Visages

Parfois ce sont de vieux visages 
qui viennent trembler à la fenêtre.

Sans s’annoncer, une autre image
remplace le cadre du réel.

Un soleil pour ces autres
sous un mirage les brouille.

Des anciens, des oubliés
revenus de l’œil de la mémoire.
  • 30.7.25

Bleu du fond

Malgré la fatigue des gestes,
les renoncements mal assumés,
le désarroi qui parfois affleure,
ne pas toucher le bleu du fond.

Faire avec les fissures de l'âme
comme si on reprisait nos frusques,
chercher l'aiguille dans la botte,
ne pas avoir peur d'espérer.

2019
  • 24.7.25

Soutenir les ombres

Il fait un jour à soutenir les ombres. 
Nous devrions courir après les arbres. Les sauver des cueilleurs et des bûcherons. Préserver les longues branches que le vent balance. Nous devrions nous liguer contre les climatiseurs. Courir nus dans les prés jusqu’à ce que la soif nous étreigne.
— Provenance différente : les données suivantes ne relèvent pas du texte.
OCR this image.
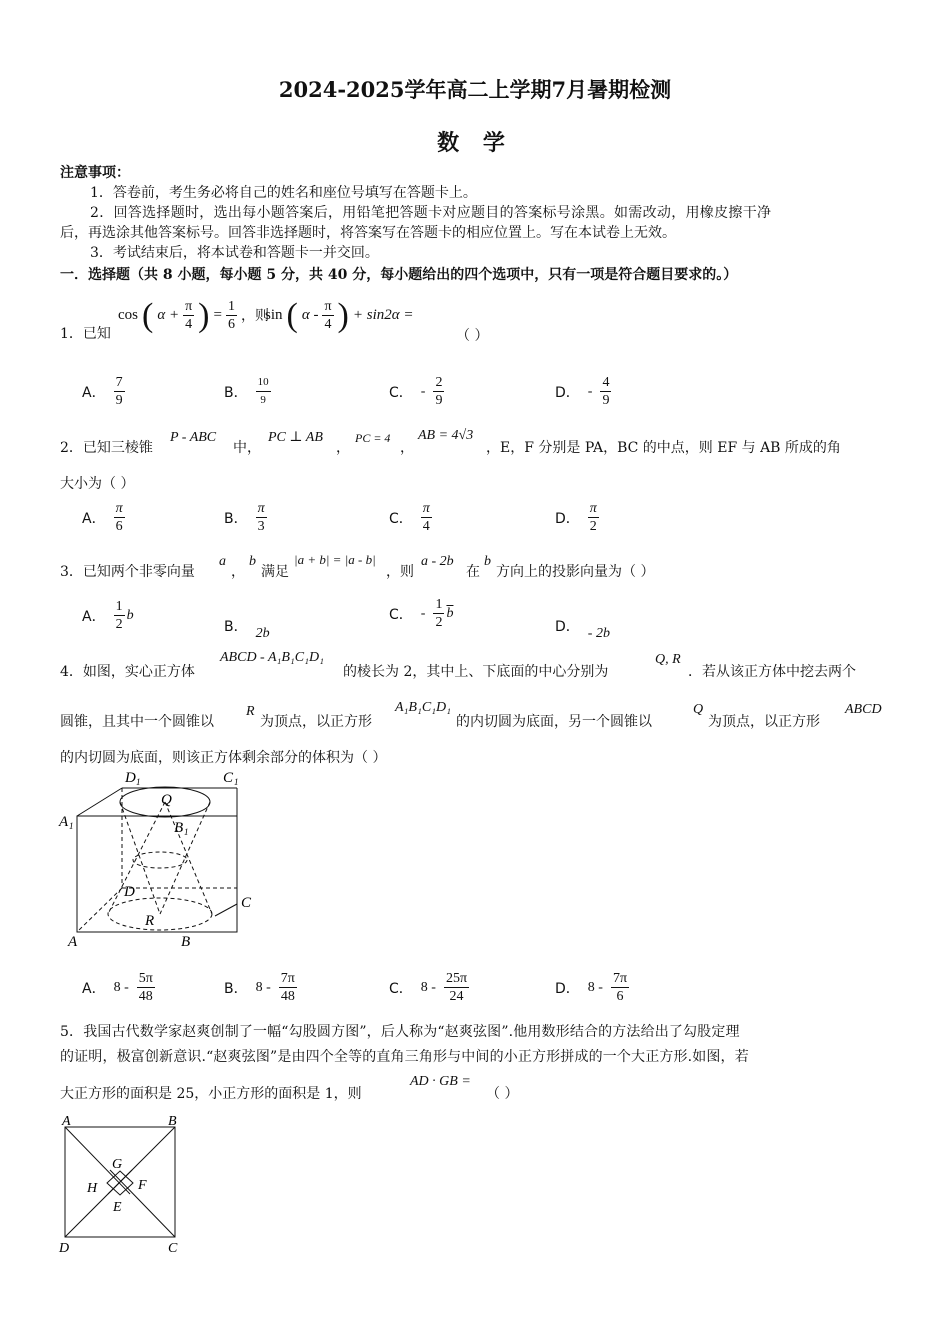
2024-2025学年高二上学期7月暑期检测
数 学
注意事项：
1．答卷前，考生务必将自己的姓名和座位号填写在答题卡上。
2．回答选择题时，选出每小题答案后，用铅笔把答题卡对应题目的答案标号涂黑。如需改动，用橡皮擦干净
后，再选涂其他答案标号。回答非选择题时，将答案写在答题卡的相应位置上。写在本试卷上无效。
3．考试结束后，将本试卷和答题卡一并交回。
一．选择题（共 8 小题，每小题 5 分，共 40 分，每小题给出的四个选项中，只有一项是符合题目要求的。）
1．已知
cos ( $\alpha + \frac{\pi}{4}$ ) = $\frac{1}{6}$ ，则
sin ( α - $\frac{\pi}{4}$ ) + sin2α =
（ ）
A． $\frac{7}{9}$	B． $\frac{10}{9}$	C． - $\frac{2}{9}$	D． - $\frac{4}{9}$
2．已知三棱锥
P - ABC
中，
PC ⊥ AB
，
PC = 4
，
AB = 4√3
，E，F 分别是 PA，BC 的中点，则 EF 与 AB 所成的角
大小为（ ）
A． $\frac{\pi}{6}$	B． $\frac{\pi}{3}$	C． $\frac{\pi}{4}$	D． $\frac{\pi}{2}$
3．已知两个非零向量
a
，
b
满足
|a + b| = |a - b|
，则
a - 2b
在
b
方向上的投影向量为（ ）
A． $\frac{1}{2}$ b
B． 2b
C． - $\frac{1}{2} \overline{b}$
D． - 2b
4．如图，实心正方体
ABCD - A₁B₁C₁D₁
的棱长为 2，其中上、下底面的中心分别为
Q, R
．若从该正方体中挖去两个
圆锥，且其中一个圆锥以
R
为顶点，以正方形
A₁B₁C₁D₁
的内切圆为底面，另一个圆锥以
Q
为顶点，以正方形
ABCD
的内切圆为底面，则该正方体剩余部分的体积为（ ）
D 1	C 1
A 1	B 1
Q
D
R
C
A	B
A． $8 - \frac{5\pi}{48}$	B． $8 - \frac{7\pi}{48}$	C． $8 - \frac{25\pi}{24}$	D． $8 - \frac{7\pi}{6}$
5．我国古代数学家赵爽创制了一幅“勾股圆方图”，后人称为“赵爽弦图”.他用数形结合的方法给出了勾股定理
的证明，极富创新意识.“赵爽弦图”是由四个全等的直角三角形与中间的小正方形拼成的一个大正方形.如图，若
大正方形的面积是 25，小正方形的面积是 1，则
AD · GB =
（ ）
A	B
C
D
E
F
G
H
S’allonger et dans l’ombre d’un saule pleureur attraper ton sourire. 
Il fait un jour à soutenir les ombres.

2019
  • 16.7.25

Couleur du jour

Le vent prend dans ses bras
les plis et replis de la mer.

La couleur du jour
pourrait être mauve
si on s’attardait 
sur les couches de suie
laissées par la nuit. 

La couleur du jour 
pourrait être fauve 
si on prenait le vent
dans nos bras,
si on le plaquait sur le sable.

2019
  • 13.7.25

Erreur de rêve

Elle est entrée dans mon rêve aussitôt sortie de celui d’un autre.
J’ai vu qu’elle venait d’un autre rêve à sa tête, à son allure, et surtout à sa chevelure blonde.
Je ne rêve jamais de filles blondes — puis son accent n’était pas d’ici.
Je rêve local, habituellement.
Elle portait autour d’elle le décor du rêve précédent, ou d’un rêve simultané — allez savoir.
Un halo blafard l’encerclait.
Elle marchait lentement dans une ruelle sombre.
Elle me scrutait avec bienveillance, mais son regard était encore pour l’autre, le rêveur précédent.
Un blond, assurément, qui devait se trouver désemparé derrière elle, à l’autre bout de la ruelle, planqué dans une porte cochère, à regretter de la voir doucement s’enfuir de son rêve.
Je voyais qu’elle ne se sentait pas à sa place, à piétiner ainsi mes chimères.
Mais, comme deux inconnus qui se croisent avec l’impression de s’être déjà vus, sans savoir quand, comment ni pour quelle occasion, elle m’a décoché un sourire tendre et confus.
Un sourire pour se donner une contenance, parce qu’elle ne savait pas ce qu’elle fichait dans mon rêve.
Elle voyait bien que, même si on s’était croisés un jour, elle ne devait en rien apparaître dans mes rêves — que c’était là, tout de même, un manque incroyable de savoir-rêver !
Elle a marché longtemps — enfin, le temps de mon rêve : quelques millièmes de seconde — puis a disparu, rattrapée par ses propres rêves, au sein desquels jamais n’apparaît quelque homme brun.

2016
  • 9.7.25

Coucher

Cet arbre au dos voûté 
voudrait m’envoyer un message.

Me dire le poids des années
sous des ciels trop pleins de lumière. 

Ou bien m’indiquer la position
à adopter — coucher avec l’horizon. 

Une fatigue, pour trouver la beauté
juste à l’endroit de ses courbes.



  • 7.7.25

Manège

Le manège tourne.

Un camion de pompiers,
un oiseau à hélice,
une voiture de police,
une odeur de poussière,
un pompon à franges.

Un œil suit le mouvement.

Une pomme d'amour
un rouge aux joues,
un peu de sucre,
un sourire perdu,
un rien de vent.

La tête tourne.

Est-ce une fuite
de chevaucher l'enfance ?

2017
  • 5.7.25

Œil fendu

Le soleil rase les toitures de zinc, la ville étire ses longues jambes. Derrière un mur, quelqu’un regarde le ciel comme s’il allait flamber.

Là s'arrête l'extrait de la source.